The investigators have asked three critical hypotheses to explain the regulation of bacterial DMSP degradation: that involve investigations on the energy constraints of DMSP cycling, the role that DMSP concentration in the oceans plays, and the sulfur requirements for bacterial growth. These research areas serve as the focus for hypothesis-driven laboratory and field studies using functional genomics approaches that will track patterns in gene expression in relation to sulfur metabolism. The hypotheses will be tested with:
1) chemostat systems with a model marine bacterium Silicibacter pomeroyi;
2) microcosm experiments with Gulf of Mexico seawater; and
3) field studies at various sites in the Gulf of Mexico. Marine bacterioplankton play a key role in regulating the flux of DMSP-derived sulfur to the atmosphere, a process of great importance for global climate regulation and marine productivity.

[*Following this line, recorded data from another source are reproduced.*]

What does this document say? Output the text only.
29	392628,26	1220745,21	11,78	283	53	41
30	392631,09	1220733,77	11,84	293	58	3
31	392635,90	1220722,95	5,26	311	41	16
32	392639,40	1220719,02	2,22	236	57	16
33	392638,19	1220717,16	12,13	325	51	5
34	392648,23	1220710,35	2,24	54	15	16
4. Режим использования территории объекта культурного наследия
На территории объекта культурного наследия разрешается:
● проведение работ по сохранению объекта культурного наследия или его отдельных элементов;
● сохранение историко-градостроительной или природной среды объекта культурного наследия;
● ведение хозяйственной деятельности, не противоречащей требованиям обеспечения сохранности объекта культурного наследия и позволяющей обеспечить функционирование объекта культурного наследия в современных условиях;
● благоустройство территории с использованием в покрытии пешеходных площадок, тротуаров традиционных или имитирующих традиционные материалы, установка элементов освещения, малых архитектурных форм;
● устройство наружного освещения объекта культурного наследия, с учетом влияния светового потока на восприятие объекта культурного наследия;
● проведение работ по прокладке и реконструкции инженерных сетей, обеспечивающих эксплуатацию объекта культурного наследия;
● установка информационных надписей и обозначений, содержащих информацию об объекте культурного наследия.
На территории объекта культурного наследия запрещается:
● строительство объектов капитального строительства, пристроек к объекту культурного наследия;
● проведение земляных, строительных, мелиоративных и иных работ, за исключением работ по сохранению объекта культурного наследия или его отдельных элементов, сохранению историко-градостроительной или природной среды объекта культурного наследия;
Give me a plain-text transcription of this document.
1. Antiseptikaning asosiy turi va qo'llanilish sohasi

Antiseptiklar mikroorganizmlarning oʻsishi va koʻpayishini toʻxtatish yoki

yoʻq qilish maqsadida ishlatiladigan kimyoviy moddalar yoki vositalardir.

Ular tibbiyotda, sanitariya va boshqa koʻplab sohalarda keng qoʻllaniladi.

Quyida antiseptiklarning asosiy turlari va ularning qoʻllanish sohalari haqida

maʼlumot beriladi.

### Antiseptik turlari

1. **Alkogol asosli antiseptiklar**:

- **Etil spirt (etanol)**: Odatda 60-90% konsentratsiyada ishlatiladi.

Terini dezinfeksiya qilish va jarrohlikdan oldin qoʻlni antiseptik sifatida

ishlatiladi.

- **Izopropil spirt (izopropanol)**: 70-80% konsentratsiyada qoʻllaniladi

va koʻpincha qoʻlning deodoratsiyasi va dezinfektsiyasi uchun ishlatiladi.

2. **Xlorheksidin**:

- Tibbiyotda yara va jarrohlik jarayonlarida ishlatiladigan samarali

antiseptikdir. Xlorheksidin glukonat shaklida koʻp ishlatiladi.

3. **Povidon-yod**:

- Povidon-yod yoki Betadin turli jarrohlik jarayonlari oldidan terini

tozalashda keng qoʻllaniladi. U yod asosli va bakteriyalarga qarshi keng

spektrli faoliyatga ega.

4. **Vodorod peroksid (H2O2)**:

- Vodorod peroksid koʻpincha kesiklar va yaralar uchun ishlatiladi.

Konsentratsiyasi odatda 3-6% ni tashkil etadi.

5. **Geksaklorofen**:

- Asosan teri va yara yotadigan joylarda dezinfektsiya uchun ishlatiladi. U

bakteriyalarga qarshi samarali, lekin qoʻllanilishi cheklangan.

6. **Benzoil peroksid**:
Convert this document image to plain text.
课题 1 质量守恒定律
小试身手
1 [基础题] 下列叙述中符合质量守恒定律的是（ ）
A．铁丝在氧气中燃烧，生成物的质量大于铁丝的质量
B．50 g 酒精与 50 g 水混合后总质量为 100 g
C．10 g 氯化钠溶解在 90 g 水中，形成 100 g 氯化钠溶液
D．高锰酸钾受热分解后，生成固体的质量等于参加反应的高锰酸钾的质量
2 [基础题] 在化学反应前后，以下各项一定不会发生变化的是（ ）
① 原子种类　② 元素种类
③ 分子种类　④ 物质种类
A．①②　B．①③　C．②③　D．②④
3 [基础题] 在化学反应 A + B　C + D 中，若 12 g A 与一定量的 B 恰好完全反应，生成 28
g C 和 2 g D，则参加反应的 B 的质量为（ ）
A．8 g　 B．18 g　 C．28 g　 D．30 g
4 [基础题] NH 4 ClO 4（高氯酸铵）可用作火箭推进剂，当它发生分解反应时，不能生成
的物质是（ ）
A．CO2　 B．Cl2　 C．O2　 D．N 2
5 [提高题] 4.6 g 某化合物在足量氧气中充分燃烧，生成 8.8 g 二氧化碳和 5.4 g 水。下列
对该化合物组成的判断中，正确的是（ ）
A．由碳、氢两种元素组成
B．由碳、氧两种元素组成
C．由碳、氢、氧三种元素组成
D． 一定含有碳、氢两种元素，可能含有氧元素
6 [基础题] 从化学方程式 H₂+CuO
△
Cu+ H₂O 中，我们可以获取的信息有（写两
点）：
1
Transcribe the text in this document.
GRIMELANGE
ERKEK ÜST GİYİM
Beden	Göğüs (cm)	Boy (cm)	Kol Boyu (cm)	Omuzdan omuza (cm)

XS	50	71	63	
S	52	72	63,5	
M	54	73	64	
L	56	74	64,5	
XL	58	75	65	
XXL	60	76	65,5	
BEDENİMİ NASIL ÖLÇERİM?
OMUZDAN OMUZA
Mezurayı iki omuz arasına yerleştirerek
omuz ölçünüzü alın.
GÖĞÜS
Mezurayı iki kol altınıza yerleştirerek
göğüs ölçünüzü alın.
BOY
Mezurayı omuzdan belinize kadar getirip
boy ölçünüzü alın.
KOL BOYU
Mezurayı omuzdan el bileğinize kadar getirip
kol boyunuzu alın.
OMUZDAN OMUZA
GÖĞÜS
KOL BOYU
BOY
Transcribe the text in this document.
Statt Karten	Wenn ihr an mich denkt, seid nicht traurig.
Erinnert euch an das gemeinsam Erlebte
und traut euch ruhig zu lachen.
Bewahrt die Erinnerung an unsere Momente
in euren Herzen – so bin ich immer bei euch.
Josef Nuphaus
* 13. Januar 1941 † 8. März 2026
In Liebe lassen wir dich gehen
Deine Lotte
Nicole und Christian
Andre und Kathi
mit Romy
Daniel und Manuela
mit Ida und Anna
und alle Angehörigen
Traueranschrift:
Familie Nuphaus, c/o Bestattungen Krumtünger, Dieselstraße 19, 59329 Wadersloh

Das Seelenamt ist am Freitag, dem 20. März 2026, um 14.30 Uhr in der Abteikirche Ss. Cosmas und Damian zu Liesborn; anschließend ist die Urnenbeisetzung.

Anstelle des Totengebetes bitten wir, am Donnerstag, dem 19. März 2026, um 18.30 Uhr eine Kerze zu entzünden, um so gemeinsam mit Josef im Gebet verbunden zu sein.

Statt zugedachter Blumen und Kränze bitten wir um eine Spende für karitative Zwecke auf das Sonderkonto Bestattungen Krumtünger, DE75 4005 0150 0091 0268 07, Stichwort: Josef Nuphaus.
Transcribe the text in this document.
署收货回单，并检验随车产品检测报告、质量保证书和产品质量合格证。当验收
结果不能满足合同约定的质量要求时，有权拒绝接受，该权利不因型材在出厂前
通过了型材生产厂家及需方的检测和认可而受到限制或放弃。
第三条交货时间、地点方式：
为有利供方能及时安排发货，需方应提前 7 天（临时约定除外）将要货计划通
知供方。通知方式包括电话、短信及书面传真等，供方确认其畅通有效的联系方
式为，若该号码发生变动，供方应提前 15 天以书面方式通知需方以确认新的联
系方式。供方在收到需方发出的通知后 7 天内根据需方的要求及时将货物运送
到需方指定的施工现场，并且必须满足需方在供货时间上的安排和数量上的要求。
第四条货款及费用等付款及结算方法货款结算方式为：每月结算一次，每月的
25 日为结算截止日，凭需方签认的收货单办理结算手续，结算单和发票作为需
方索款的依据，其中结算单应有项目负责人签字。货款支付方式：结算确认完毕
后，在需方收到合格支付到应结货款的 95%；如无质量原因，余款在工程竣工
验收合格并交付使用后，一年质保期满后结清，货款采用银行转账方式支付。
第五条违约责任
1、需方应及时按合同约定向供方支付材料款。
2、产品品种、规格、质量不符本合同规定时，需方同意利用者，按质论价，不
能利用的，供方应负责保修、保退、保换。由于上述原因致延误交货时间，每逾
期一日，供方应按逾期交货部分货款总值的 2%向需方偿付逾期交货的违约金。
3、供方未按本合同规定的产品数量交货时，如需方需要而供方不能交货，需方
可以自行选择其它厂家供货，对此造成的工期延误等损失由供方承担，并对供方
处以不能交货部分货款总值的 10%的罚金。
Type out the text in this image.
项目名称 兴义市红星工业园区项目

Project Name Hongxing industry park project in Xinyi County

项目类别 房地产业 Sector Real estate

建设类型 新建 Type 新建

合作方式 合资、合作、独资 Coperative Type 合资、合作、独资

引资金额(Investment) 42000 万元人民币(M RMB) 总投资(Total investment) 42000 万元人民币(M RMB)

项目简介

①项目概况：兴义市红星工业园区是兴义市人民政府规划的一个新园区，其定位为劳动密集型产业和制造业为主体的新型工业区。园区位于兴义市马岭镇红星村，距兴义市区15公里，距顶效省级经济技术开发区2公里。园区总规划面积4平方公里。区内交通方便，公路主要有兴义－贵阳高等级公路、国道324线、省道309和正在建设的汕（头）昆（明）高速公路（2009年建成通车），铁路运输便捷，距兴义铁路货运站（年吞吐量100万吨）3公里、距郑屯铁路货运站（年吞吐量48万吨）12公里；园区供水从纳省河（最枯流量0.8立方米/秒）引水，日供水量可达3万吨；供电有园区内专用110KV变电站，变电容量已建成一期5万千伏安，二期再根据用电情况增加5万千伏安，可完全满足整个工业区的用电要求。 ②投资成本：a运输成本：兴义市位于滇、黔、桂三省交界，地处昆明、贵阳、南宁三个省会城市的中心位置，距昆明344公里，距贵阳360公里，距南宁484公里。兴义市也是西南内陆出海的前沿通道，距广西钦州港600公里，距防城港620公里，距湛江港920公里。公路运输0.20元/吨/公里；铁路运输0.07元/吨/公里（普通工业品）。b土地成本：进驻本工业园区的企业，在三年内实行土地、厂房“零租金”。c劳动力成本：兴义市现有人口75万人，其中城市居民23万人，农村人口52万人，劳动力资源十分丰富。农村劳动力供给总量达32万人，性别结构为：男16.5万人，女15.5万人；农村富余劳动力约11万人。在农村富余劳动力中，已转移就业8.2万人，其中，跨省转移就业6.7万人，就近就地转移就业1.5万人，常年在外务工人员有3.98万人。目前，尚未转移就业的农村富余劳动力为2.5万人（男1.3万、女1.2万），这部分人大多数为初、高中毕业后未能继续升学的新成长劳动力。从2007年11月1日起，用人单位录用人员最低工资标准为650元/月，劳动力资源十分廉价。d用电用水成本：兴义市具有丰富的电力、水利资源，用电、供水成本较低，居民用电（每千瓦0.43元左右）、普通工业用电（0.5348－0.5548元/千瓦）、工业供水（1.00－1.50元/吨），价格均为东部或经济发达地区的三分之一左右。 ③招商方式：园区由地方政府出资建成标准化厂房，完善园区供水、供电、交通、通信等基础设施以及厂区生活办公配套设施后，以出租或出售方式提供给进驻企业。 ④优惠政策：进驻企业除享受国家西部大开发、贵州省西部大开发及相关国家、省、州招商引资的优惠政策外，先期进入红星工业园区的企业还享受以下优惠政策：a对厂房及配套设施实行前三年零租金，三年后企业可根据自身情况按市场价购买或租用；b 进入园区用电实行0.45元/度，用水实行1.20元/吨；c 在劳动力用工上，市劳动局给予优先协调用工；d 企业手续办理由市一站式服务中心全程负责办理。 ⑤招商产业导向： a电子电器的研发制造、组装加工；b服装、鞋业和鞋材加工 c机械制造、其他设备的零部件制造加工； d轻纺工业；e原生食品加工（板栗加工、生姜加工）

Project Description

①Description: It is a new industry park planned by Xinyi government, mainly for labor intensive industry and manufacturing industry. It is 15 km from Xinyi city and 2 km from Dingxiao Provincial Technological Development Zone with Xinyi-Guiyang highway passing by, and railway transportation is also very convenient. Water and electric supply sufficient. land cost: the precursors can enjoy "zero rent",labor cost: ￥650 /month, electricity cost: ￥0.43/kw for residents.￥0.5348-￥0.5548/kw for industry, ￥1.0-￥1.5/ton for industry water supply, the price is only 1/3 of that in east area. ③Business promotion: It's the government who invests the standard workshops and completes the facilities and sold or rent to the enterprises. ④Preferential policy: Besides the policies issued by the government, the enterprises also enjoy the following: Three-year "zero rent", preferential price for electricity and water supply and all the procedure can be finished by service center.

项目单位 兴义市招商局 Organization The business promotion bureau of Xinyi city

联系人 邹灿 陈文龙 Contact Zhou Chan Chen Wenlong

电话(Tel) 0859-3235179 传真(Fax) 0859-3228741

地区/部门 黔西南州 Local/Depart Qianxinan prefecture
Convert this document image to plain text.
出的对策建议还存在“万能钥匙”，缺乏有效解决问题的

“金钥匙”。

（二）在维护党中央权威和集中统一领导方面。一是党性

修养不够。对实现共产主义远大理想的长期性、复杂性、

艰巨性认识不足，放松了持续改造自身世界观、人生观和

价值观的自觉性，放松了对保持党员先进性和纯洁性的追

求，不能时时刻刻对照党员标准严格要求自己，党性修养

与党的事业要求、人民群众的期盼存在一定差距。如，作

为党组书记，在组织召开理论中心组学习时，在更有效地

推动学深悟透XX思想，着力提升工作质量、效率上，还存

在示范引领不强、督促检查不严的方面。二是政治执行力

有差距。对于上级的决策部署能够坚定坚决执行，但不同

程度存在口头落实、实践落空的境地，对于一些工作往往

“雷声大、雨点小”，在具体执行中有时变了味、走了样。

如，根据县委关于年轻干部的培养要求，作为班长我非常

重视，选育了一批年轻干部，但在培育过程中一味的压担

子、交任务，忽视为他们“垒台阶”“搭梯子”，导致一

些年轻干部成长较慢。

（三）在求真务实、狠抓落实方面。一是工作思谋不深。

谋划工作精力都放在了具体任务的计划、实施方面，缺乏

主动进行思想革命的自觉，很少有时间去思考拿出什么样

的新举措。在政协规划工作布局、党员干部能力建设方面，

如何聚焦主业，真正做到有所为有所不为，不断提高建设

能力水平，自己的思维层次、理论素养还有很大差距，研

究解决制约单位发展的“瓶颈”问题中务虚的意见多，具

The investigators will also be involved in graduate and undergraduate student education, and two post-doctoral associates will be trained to address multidisciplinary challenges in environmental microbiology. High school biology students in Athens, GA will participate in marine microbial biology research that includes bacterial diversity and discovery studies in coastal Georgia, follow-up training in molecular tools and bioinformatics in their own classroom, and summer internships at the University of Georgia and Dauphin Island Sea Laboratory.
(The description above is from the NSF Award Abstract).